For more modern inspiration, I love Mary McDonald’s rooms; they have something of John Johnson’s look from the past. And Miles Redd—he’s like Rose Cumming with color. We’re all looking for inspiration from the past, and to put personal spin on it.
FA: Describe a project that didn’t go quite as planned, and how you turned it around.
ER: It was our first apartment in New York City, and it was going to be in Domino. I painted it this Ralph Lauren grey. I painted it at night, after work. When I got up in the morning, it was “greenge”—not a pretty color at all. But I didn’t have a choice; the photo shoot was already scheduled for a day and a half later, so we had to go with it. We changed out the art and some furniture to better work with the wall color. But we fixed it later. [Laughs]
RA: Which design trend or idea do you wish would go away? Which design trend or idea are you loving right now?
ER: I’m loving all the marble-ization of fabrics. And I think I’m in love with needlepoint, brass, and gold. I really wish that chevron and lattice patterns would disappear. Whenever you go to the gift shows, everything is still chevron and lattice.
I like that it’s not just about minimal decorating anymore. I’m a maximalist! I like to mix time periods, eras, styles. Right now in our dining room, I have an octagonal travertine coffee table with Knoll dining chairs on chrome casters, and a waterfall 1970s Lucite chandelier. The wall is lined with Ikea bookcases that serve as my butler pantry.
FA: Which designers or blogs can you not get enough of?
FA: In your opinion, what’s one thing that will never go out of style?

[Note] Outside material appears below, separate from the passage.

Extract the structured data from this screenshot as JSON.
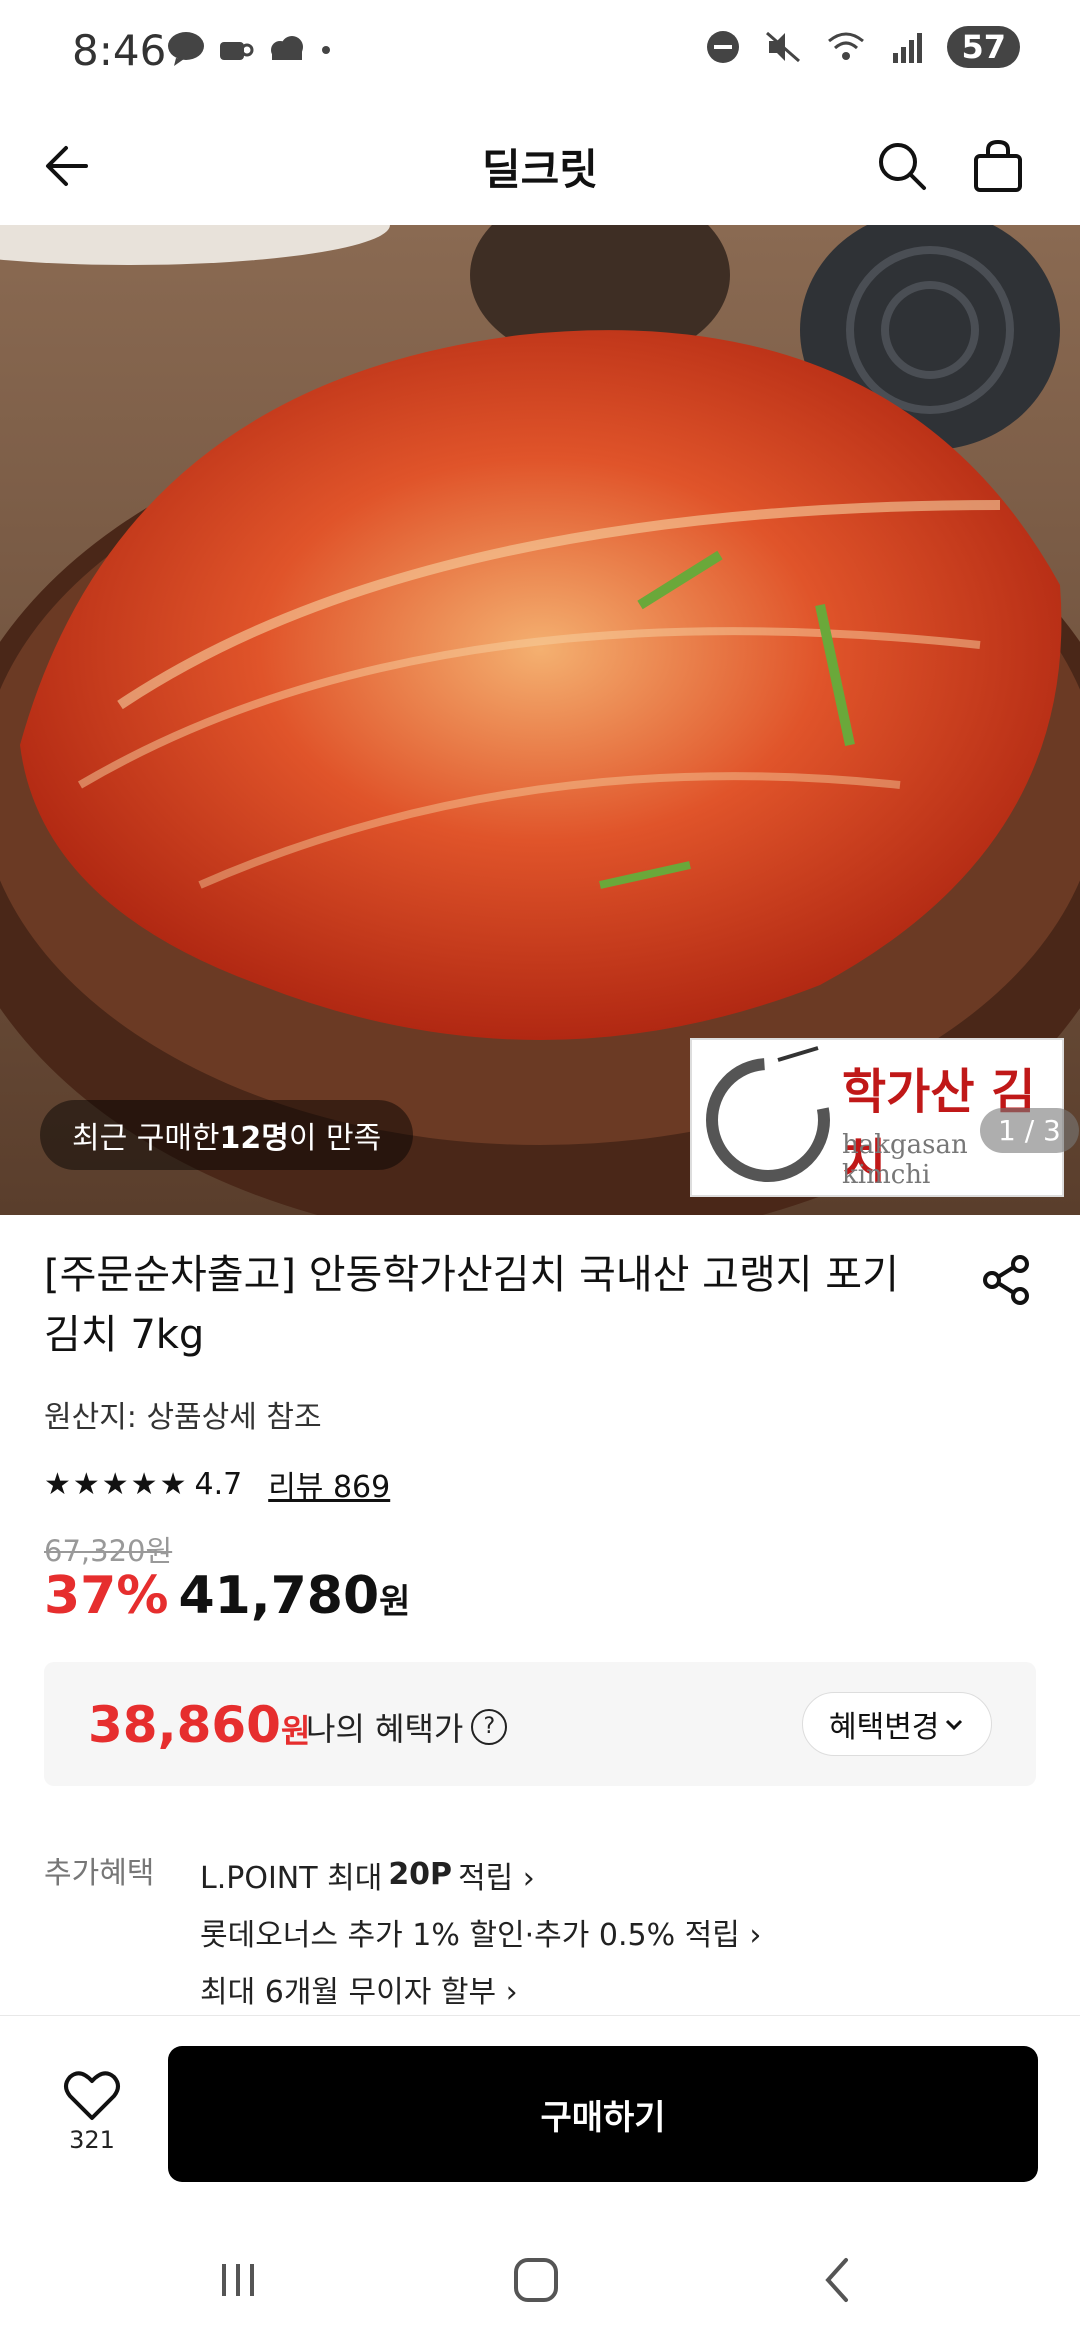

ER: Modern art will work no matter where I am, and it will never got out of style. It instantly adds chicness to a traditional room—like what Billy Baldwin used to do.
FA: What’s the one item in your home you couldn’t live without?

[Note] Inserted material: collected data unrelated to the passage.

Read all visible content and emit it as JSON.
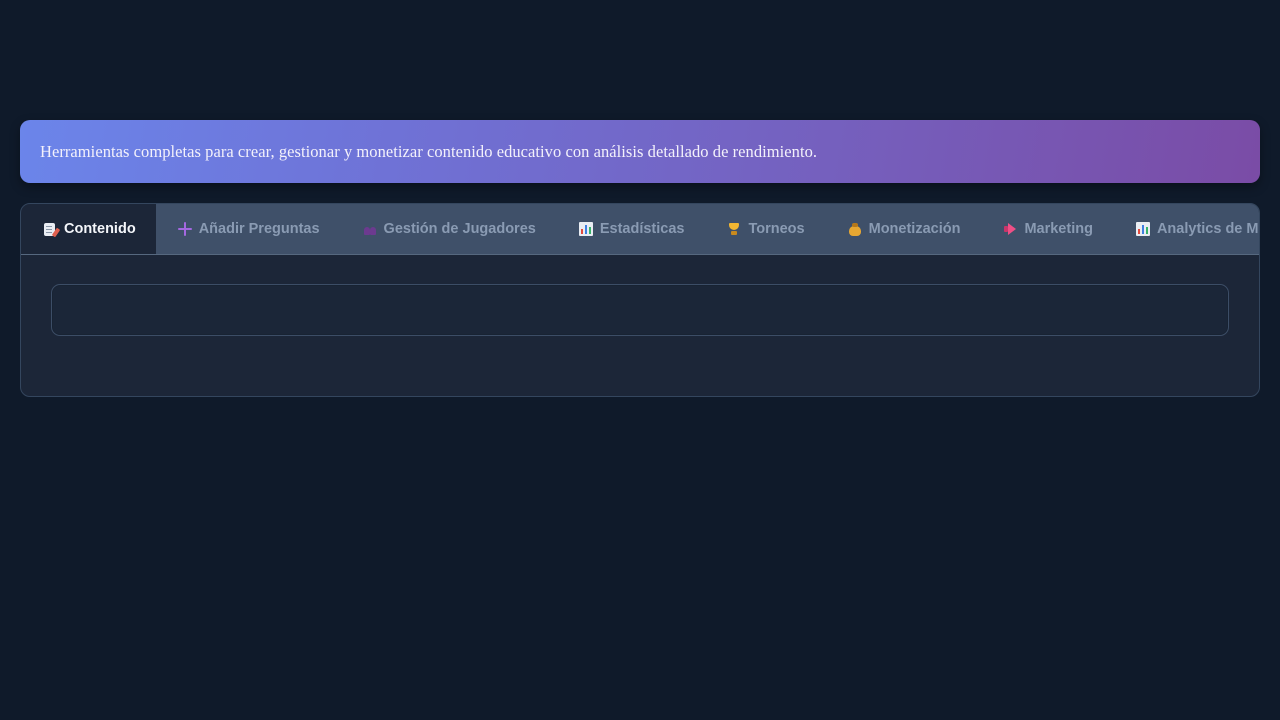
{
  "banner": {
    "description": "Herramientas completas para crear, gestionar y monetizar contenido educativo con análisis detallado de rendimiento."
  },
  "tabs": [
    {
      "label": "Contenido",
      "icon": "memo-icon",
      "active": true
    },
    {
      "label": "Añadir Preguntas",
      "icon": "plus-icon",
      "active": false
    },
    {
      "label": "Gestión de Jugadores",
      "icon": "people-icon",
      "active": false
    },
    {
      "label": "Estadísticas",
      "icon": "bar-chart-icon",
      "active": false
    },
    {
      "label": "Torneos",
      "icon": "trophy-icon",
      "active": false
    },
    {
      "label": "Monetización",
      "icon": "money-bag-icon",
      "active": false
    },
    {
      "label": "Marketing",
      "icon": "megaphone-icon",
      "active": false
    },
    {
      "label": "Analytics de Mercado",
      "icon": "bar-chart-icon",
      "active": false
    }
  ],
  "colors": {
    "page_background": "#0f1a2a",
    "panel_background": "#1c2638",
    "tabbar_background": "#3f5069",
    "banner_gradient_start": "#6b85ea",
    "banner_gradient_end": "#7a4ca6",
    "tab_inactive_text": "#8a9bb3",
    "tab_active_text": "#f4f6fa"
  }
}
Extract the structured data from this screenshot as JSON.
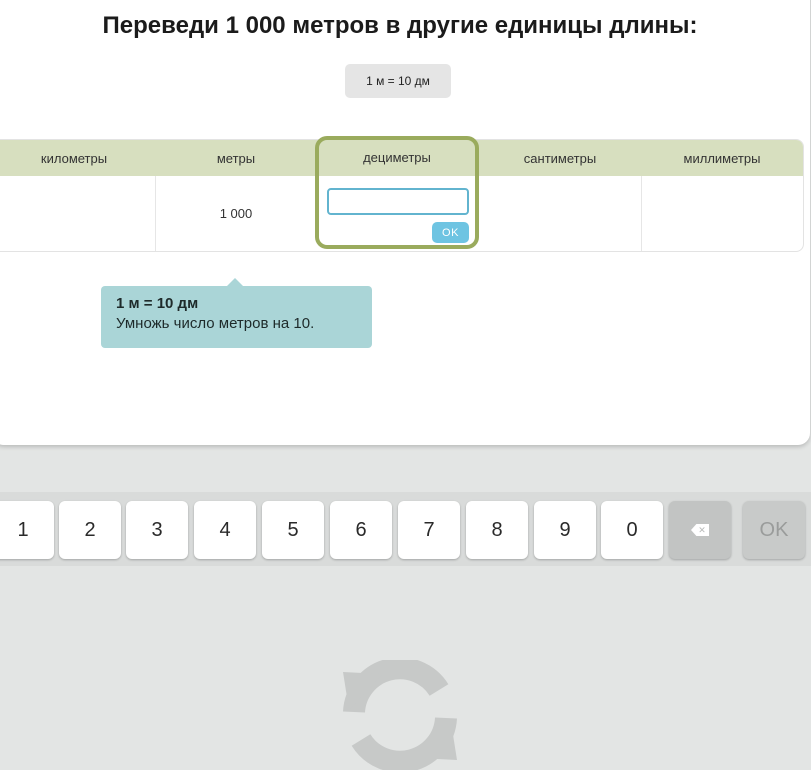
{
  "title": "Переведи 1 000 метров в другие единицы длины:",
  "hint_chip": "1 м = 10 дм",
  "table": {
    "columns": [
      "километры",
      "метры",
      "дециметры",
      "сантиметры",
      "миллиметры"
    ],
    "values": [
      "",
      "1 000",
      "",
      "",
      ""
    ],
    "active_column": "дециметры"
  },
  "answer_input": {
    "value": "",
    "ok_label": "OK"
  },
  "tooltip": {
    "title": "1 м = 10 дм",
    "text": "Умножь число метров на 10."
  },
  "keyboard": {
    "digits": [
      "1",
      "2",
      "3",
      "4",
      "5",
      "6",
      "7",
      "8",
      "9",
      "0"
    ],
    "backspace_icon": "backspace-icon",
    "ok_label": "OK"
  },
  "icons": {
    "refresh": "refresh-icon"
  },
  "colors": {
    "header_bg": "#d7dfbf",
    "focus_border": "#9aab5d",
    "tooltip_bg": "#aad5d7",
    "ok_button": "#6ec4e2",
    "input_border": "#62b4cf"
  }
}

ER: My vintage mahogany pharmaceutical cabinet lined with zinc and brass fixtures. It was painted yellow, and my grandfather stripped it down and I refinished it. It’s had so many purposes; I’ve had it in a long hallway as a “linen closet”; it was a butler’s pantry in the kitchen; in was a shelf in the living room filled with books and tchotchkes. Right now it’s holding my magazine collection in my Connecticut house.

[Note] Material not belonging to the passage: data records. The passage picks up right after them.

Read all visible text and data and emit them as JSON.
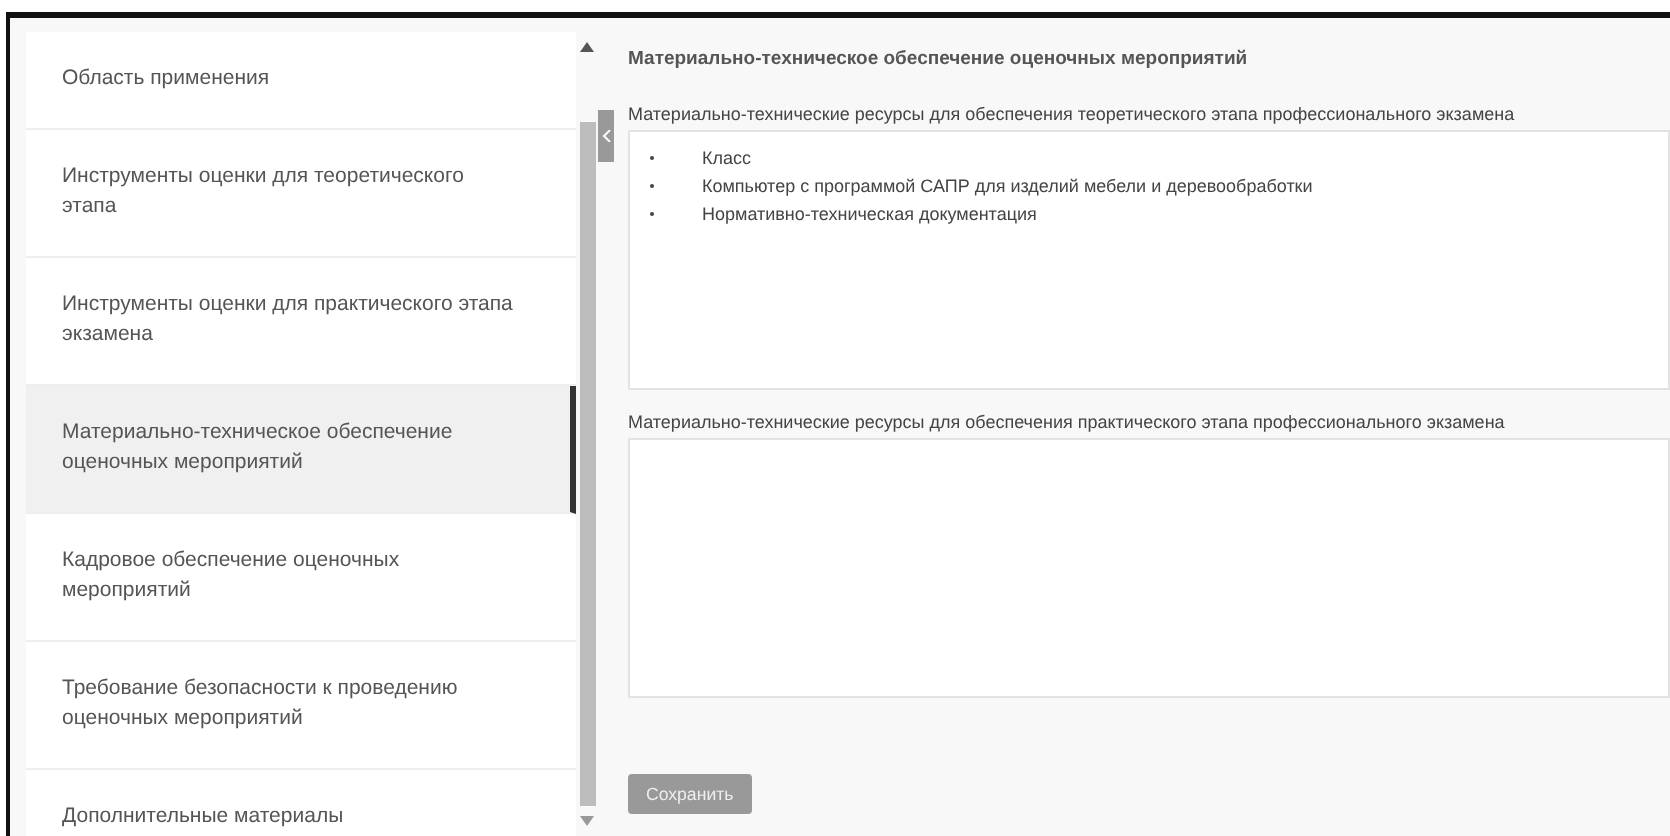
{
  "sidebar": {
    "items": [
      {
        "label": "Область применения",
        "selected": false
      },
      {
        "label": "Инструменты оценки для теоретического этапа",
        "selected": false
      },
      {
        "label": "Инструменты оценки для практического этапа экзамена",
        "selected": false
      },
      {
        "label": "Материально-техническое обеспечение оценочных мероприятий",
        "selected": true
      },
      {
        "label": "Кадровое обеспечение оценочных мероприятий",
        "selected": false
      },
      {
        "label": "Требование безопасности к проведению оценочных мероприятий",
        "selected": false
      },
      {
        "label": "Дополнительные материалы",
        "selected": false
      }
    ]
  },
  "content": {
    "title": "Материально-техническое обеспечение оценочных мероприятий",
    "fields": [
      {
        "label": "Материально-технические ресурсы для обеспечения теоретического этапа профессионального экзамена",
        "items": [
          "Класс",
          "Компьютер с программой САПР для изделий мебели и деревообработки",
          "Нормативно-техническая документация"
        ]
      },
      {
        "label": "Материально-технические ресурсы для обеспечения практического этапа профессионального экзамена"
      }
    ],
    "save_button": "Сохранить"
  }
}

In my living room, I also have a bedroom dresser that I use as a sideboard for my TV and electronics. The key is to find pieces that you can make work for you and your needs at the time.
FA: If you were to chuck designing for another career, what would it be?
ER: An archaeologist. I feel like I’m an old soul in a way. I love old things, and I love finding them. As a kid, I used to go bottle digging with my friend Brian, and all the things we would find. . . . I love discarded things. I’m like a treasure hunter.
FA: Which book is on your nightstand, and which movie is tops in your Netflix queue right now?
ER: Price Check with Parker Posey is the movie I just watched—so funny. I’m not a big reader, but I have a coffee-table book from 1958 on twentieth-century painters that I just love. It was a flea-market find. And Happy Times, about [photographer] Jerome Zerbe, and a Warhol book. I also have a 1986 first edition from Bergdorf Goodman. It’s a biography on Cher and was a gift from Jaithan.